The reason why the comparison is considered the bottleneck is because branches are expensive, as well as, there is a direct correlation between the number of comparisons and the number of times items are added into the backpack. O(n!) + O(n!) = O(2n!) = O(n!). First O(n!) for the addition, and then the second for the comparison.

What you are doing is now:

for all combinations of items do
    let knapsack be empty
    for each item in a combination do
        add item to knapsack
    if knapsack is not overweight
        consider this a potential valid solution

The traditional approach is to put the knapsack on the ground, put in an item into the knapsack, and then pick it up to see if it breaks. If not, put the knapsack back on the ground, put in another item, and then pick it up again to see if it breaks. Repeat until you either break the knapsack, or you got all the item combinations you wanted into the knapsack.

Your approach is to put the knapsack on the ground, put all items of the combination into the knapsack, then pick it up to see if it breaks.

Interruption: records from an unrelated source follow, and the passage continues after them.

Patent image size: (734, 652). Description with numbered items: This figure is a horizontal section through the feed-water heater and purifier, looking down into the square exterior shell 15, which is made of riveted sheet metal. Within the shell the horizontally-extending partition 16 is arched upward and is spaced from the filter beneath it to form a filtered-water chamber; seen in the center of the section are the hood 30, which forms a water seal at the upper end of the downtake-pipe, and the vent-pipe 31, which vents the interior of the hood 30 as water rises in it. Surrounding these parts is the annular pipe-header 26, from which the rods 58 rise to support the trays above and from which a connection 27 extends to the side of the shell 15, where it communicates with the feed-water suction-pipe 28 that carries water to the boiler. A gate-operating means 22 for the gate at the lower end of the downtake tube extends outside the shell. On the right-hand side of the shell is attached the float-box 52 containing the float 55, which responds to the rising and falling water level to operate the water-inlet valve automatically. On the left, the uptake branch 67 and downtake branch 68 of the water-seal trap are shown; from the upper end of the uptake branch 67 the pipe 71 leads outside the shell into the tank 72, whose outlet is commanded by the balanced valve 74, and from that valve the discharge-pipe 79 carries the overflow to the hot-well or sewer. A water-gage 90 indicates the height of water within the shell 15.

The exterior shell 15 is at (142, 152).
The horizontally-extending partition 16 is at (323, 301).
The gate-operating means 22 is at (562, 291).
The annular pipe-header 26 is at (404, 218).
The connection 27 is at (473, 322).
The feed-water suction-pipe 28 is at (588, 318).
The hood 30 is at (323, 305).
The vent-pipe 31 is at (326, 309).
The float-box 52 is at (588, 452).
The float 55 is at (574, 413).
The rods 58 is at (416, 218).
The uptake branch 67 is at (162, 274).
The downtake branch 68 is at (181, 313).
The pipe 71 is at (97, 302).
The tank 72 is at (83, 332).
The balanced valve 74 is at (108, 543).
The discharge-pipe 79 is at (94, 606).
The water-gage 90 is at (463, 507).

Yes, you reduced the number of times you picked up the backpack. But you didn't reduce the number of times you pick up items from the ground and put it into the knapsack. (line 4 of both chunks of pseudo code above). In fact, my gut feel is that you've actually increased the number of times you add items into the knapsack.

 

[DANILIN]

my program from topic: 7 elements
online rextester.com/YRFA61366

by excluding of condition

//if (amount[list]<= Inside) // current mass < Knapsack

we start and see column of solutions

to avoid adding variables: I highlight and copy results
& I paste it into notepad and Ctrl+G & I see 128 lines

2^7 = 128
7! = 5040

7!/(2^7) = 39,375

Total: in my algorithm, factorial does not occur
and number of operations is a multiple of less

Plus I found a classic solution of 20 elements
where the answer is: 396 kg & 1030 kg

and my algorithm solved it too :
396 1030 11111010001000011111

jdoodle.com/ia/rSn

 

[Skydiver]

But that's just comparisons. Start counting how many times you loop around on for lines 37-41 and lines 47-52.